Is the De Minimis Rule dead in California?
On July 26, 2018, the California Supreme Court unanimously held in Troester v. Starbucks Corporation that California’s wage and hour statutes and regulations have not adopted the federal de minimis doctrine. The de minimis doctrine is based on the Latin phrase de minimis non curat lex, which means “the law does not concern itself with trifles.” For years federal courts have applied the doctrine in wage claims under the federal Fair Labor Standards Act excusing payment of wages for small amounts of otherwise compensable time upon a showing that the bits of time are administratively difficult to record.
The Ninth Circuit Court of Appeals asked the California Supreme Court to weigh in on the application of the doctrine to wage claims under California law. In response, the Court found that California’s wage and hour statutes and regulations have not adopted the doctrine, but it declined to decide whether a de minimis principle (which has been found in various contexts of California law) could ever apply to wage and hour claims where the time is so minute or irregular that it is unreasonable to expect the time to be recorded. It also found that in Troester’s case the de minimis doctrine was inapplicable because of the regularity of the time worked off the clock.
Troester was a Starbucks’ employee who worked the closing shift. The closing procedure required that Troester clock out from his shift prior to certain end of workday activities, which included transmitting a daily report file, activating the alarm, exiting the store and locking the door. Troester sued Starbucks claiming that over the course of a 17-month period, he spent 12 hours and 50 minutes performing these duties resulting in $102.67 of unpaid wages. The court determined the de minimis doctrine did not apply to Troester’s situation because the time was of such a regular basis that it could be tracked. The court concluded “California does not allow employers to require employees to routinely work for minutes off-the-clock without compensation.”

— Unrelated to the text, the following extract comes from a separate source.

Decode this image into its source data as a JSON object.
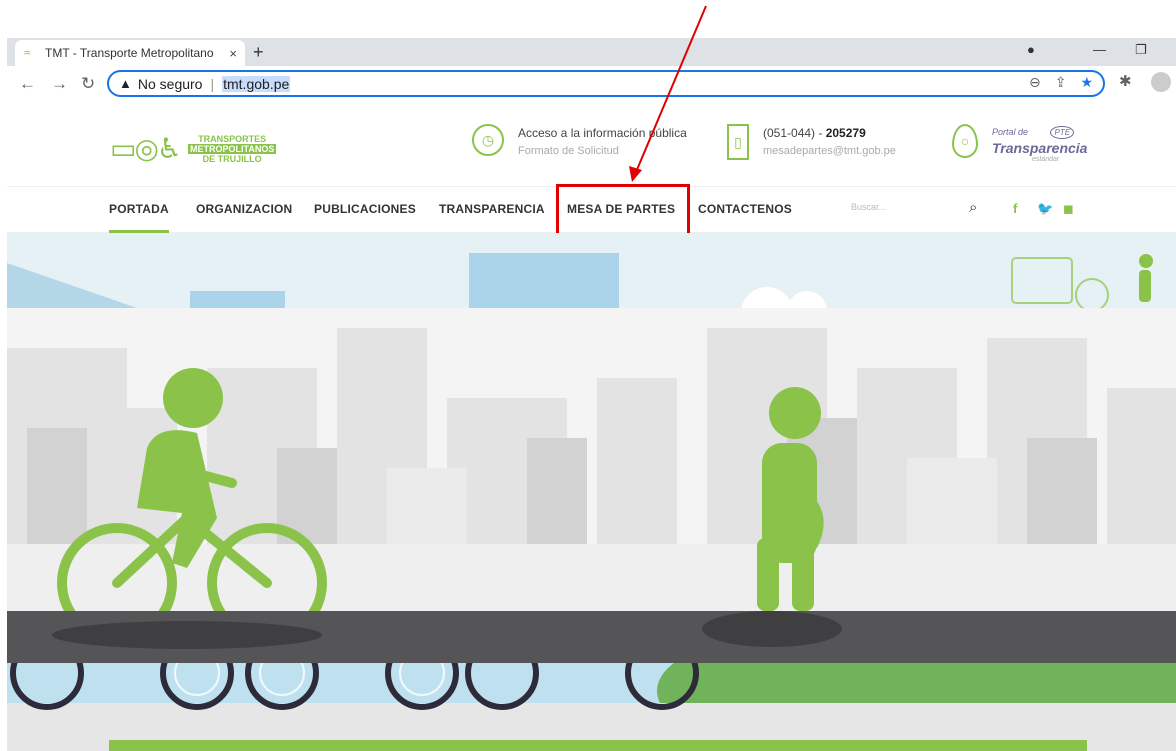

This is a significant departure to long standing wage and hour case law and has implications for California employers whose employees may regularly perform small amounts of unrecorded work. Based on the Court’s reasoning, there is also concern that long accepted time clock rounding principles may come into question. In response to this decision, California employers should review their timekeeping practices and policies to identify potential areas of risk.